Ради взгляда глаза в глаза в лицо человеку, который однажды просто переступил через меня, как через дохлую собаку. Ради этого мгновения, в котором уже я проехалась по нему беспощадным катком.
А мне вообще никак.
Он такой жалкий.
Неужели я была такой же, когда хватала его за рукав пиджака и умоляла не отворачиваться от меня? Плакала, кричала «Сереженька, я же люблю тебя, я же твоя невеста!»
— Ах ты сука! — Наратов заканчивает метаться. Теперь просто столбенеет. Выпучивает по-кроличьи красные глаза. — Пиздец на хуй…
— Здравствуй, Серёженька, — улыбаюсь слегка натянуто. — Семь лет не виделись.
Это усталость.
Не триумф и не заслуженное злорадство.
Это просто тихая усталость с легким флёром отвращения.
— Лерка… — выдыхает новую порцию гнилого содержимого легких. — Лерка… Гарина.
— Валерия, — поправляю тоном снисходительной училки. А потом, вдруг просто плюнув вообще на все, «расшифровываю»: — Валерия Шутова.
Наратов зыркает на тачку у меня за спиной.
Снова на меня.
И опять пялится на тачку, на этот раз лапает ее таким взглядом, как будто это не дорогущий «Астон Мартин», а его персональный электрический стул.
Он, конечно, про Шутова знает.
Ну плюс-минус то же, что и все — гений, звезда IT-Олимпа, миллионер. Зверь.
— Да ты гонишь, — стонет Наратов, медленно сползая передо мной на корточки. — Да что же, блядь… Да как же… это…
— Бывают в жизни такие дни, Серёжа, когда покойники встают из могил и начинают срать тебе за шиворот. Относись к этому философски.
Он продолжает изрыгать разнокалиберные маты, ни один из которых меня абсолютно не трогает. Как будто между мной и этим унылым, и помятым клоуном прозрачная сетка, сквозь которую не просочится ни грамма грязи. Слова — и те не все долетают. А сам Наратов так дергается, словно часть из них моментально рикошетят обратно в него же.

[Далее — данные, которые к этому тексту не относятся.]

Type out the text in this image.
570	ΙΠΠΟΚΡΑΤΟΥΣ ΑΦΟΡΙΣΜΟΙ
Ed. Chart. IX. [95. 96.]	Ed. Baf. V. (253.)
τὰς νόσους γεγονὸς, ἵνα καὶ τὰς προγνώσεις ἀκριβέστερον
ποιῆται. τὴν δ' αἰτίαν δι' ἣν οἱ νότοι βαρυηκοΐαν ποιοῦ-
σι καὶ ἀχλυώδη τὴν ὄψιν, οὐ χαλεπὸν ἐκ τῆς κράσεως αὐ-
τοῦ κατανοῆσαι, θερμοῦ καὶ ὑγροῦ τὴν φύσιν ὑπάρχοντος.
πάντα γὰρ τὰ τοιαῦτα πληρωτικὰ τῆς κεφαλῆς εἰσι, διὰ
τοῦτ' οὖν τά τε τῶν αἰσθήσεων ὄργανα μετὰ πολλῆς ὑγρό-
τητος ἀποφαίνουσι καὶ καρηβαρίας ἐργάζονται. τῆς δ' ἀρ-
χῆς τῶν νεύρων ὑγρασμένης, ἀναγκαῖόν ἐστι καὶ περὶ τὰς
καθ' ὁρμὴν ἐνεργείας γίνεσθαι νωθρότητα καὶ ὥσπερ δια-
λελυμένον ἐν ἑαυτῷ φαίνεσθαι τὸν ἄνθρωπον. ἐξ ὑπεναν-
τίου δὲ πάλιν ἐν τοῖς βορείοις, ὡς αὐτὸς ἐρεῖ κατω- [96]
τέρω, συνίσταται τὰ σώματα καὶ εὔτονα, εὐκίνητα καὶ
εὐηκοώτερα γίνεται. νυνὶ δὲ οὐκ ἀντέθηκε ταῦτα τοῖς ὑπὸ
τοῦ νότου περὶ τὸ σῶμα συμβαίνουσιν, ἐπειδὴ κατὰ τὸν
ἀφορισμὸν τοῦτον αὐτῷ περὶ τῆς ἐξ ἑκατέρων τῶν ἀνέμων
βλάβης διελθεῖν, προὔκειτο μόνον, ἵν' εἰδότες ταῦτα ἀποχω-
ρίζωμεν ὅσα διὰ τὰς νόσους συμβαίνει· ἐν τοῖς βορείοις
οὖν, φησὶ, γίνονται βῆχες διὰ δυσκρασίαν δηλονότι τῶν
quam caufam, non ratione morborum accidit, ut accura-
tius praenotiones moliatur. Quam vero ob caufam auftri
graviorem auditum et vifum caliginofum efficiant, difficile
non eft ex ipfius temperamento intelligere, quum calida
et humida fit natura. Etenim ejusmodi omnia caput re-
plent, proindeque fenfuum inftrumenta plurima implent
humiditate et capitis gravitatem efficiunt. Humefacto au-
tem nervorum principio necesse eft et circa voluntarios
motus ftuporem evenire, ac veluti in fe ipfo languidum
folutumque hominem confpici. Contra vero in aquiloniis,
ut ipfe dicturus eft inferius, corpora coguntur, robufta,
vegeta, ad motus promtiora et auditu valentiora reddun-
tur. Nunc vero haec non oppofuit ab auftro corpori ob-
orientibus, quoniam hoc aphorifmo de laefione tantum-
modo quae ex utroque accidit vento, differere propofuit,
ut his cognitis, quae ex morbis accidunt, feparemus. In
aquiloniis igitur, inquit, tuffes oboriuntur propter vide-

Я всегда знала, что рано или поздно он меня узнает.
Когда-то давно множество раз представляла себе, какими мы будем в этот момент — я, со свершившимся возмездием наперевес, и он — размотанный моими интригами. И все это очень тешило мою душу, грело самолюбие. Как модно сейчас говорить — чесало эго. Я точно так же смотрела как человек, которого я однажды так слепо любила, ползает у моих ног, клянется в любви и раскаивается. А я просто отпихиваю его и иду в свою красивую новую жизнь, где меня ждет Лучший Мужчина на свете. Все в лучших традициях ста серийной женской мелодрамы в прайм-тайм.

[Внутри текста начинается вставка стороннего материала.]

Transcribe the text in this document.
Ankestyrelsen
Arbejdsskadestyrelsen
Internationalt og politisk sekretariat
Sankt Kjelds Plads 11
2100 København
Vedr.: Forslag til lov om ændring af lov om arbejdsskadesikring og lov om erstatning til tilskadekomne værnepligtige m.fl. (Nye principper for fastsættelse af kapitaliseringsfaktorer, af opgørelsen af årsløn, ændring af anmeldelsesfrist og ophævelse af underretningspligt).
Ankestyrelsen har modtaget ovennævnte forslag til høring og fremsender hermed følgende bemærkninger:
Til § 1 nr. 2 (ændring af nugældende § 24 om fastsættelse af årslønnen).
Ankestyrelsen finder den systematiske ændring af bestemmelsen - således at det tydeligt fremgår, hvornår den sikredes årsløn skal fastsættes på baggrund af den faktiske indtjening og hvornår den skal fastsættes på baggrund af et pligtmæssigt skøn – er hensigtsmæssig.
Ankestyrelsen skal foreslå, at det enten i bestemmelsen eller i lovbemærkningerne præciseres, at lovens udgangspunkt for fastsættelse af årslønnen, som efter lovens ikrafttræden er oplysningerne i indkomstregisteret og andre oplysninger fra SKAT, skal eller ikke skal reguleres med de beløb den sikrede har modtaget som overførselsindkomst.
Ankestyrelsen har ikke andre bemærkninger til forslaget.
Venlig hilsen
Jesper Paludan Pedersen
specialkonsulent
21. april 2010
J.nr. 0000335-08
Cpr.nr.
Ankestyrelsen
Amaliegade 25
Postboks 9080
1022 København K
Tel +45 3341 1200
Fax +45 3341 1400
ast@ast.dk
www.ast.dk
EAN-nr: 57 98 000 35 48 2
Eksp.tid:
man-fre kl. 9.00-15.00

И все именно так, если не вникать в незначительные нюансы.
Но пинать Наратова мне совсем не хочется.
Как, впрочем, и жалеть.
— Так вот зачем ты украла завещание, — гундосит Сергей. Медленно и грузно расправляется, но абсолютно точно не до конца. Вряд ли теперь он сможет горделиво распрямит спину вообще хоть когда-нибудь.
— Это ты его украл, Серёжа, а я просто вернула то, что принадлежит мне по праву.

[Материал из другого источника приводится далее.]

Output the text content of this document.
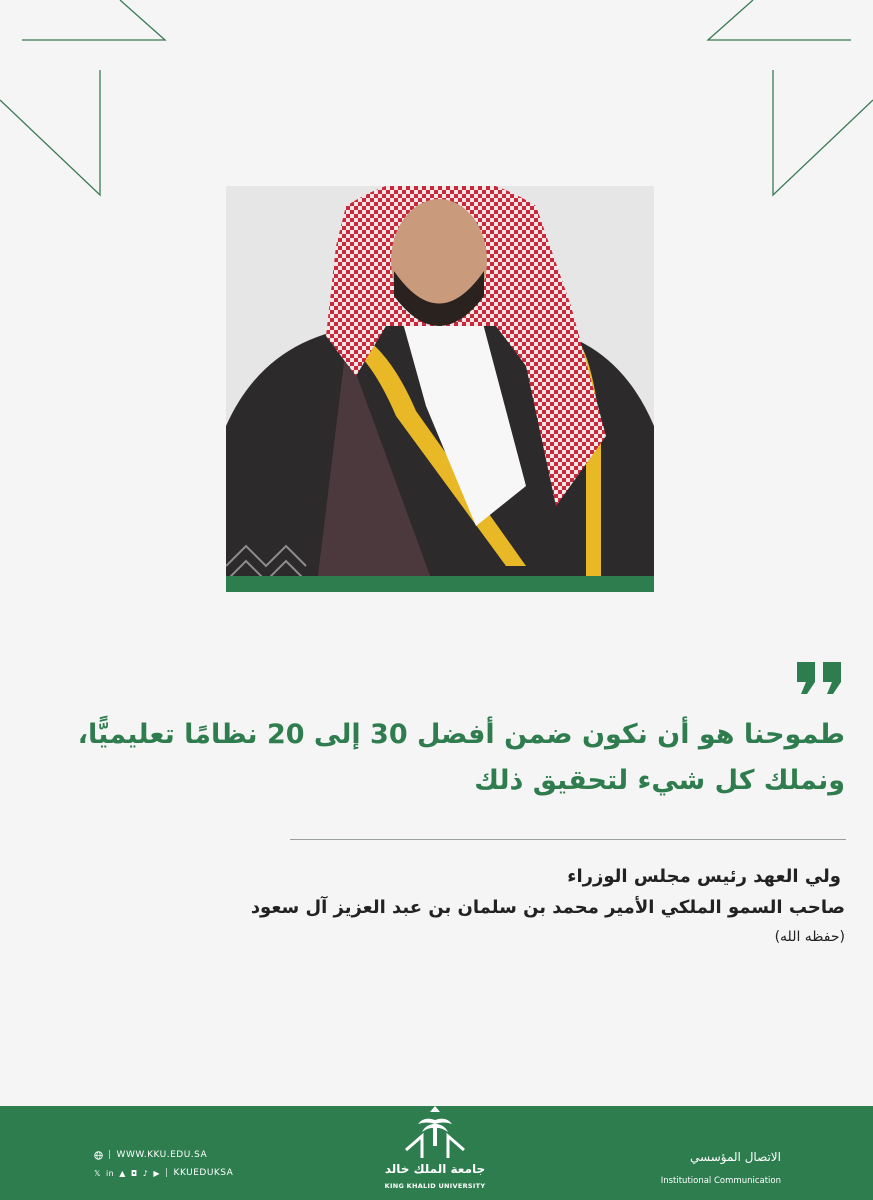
طموحنا هو أن نكون ضمن أفضل 30 إلى 20 نظامًا تعليميًّا،
ونملك كل شيء لتحقيق ذلك
ولي العهد رئيس مجلس الوزراء
صاحب السمو الملكي الأمير محمد بن سلمان بن عبد العزيز آل سعود
(حفظه الله)
| WWW.KKU.EDU.SA
𝕏 in ▲ ◘ ♪ ▶ | KKUEDUKSA	جامعة الملك خالد
KING KHALID UNIVERSITY
الاتصال المؤسسي
Institutional Communication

От каждого моего «Серёжа» от дергается, как от удара плеткой.
Я всегда так его называла — Серёжа, Серёженька. Любила и ластилась как маленькая. Так любить могла только глупенькая Валерия Гарина. Слава богу, теперь я знаю, что это был просто долбаный адреналин, на котором этот моральный урод мастерски меня «качал».
— Я же знал… — Наратов уже даже почти выравнивает позвоночник, но вдруг стонет и снова скручивается. На лицо все признаки очень «серьезного разговора» с любимым тестем. Уже бывшим тестем, я так понимаю. — Знал, что с тобой что-то не так… Жопой чувствовал.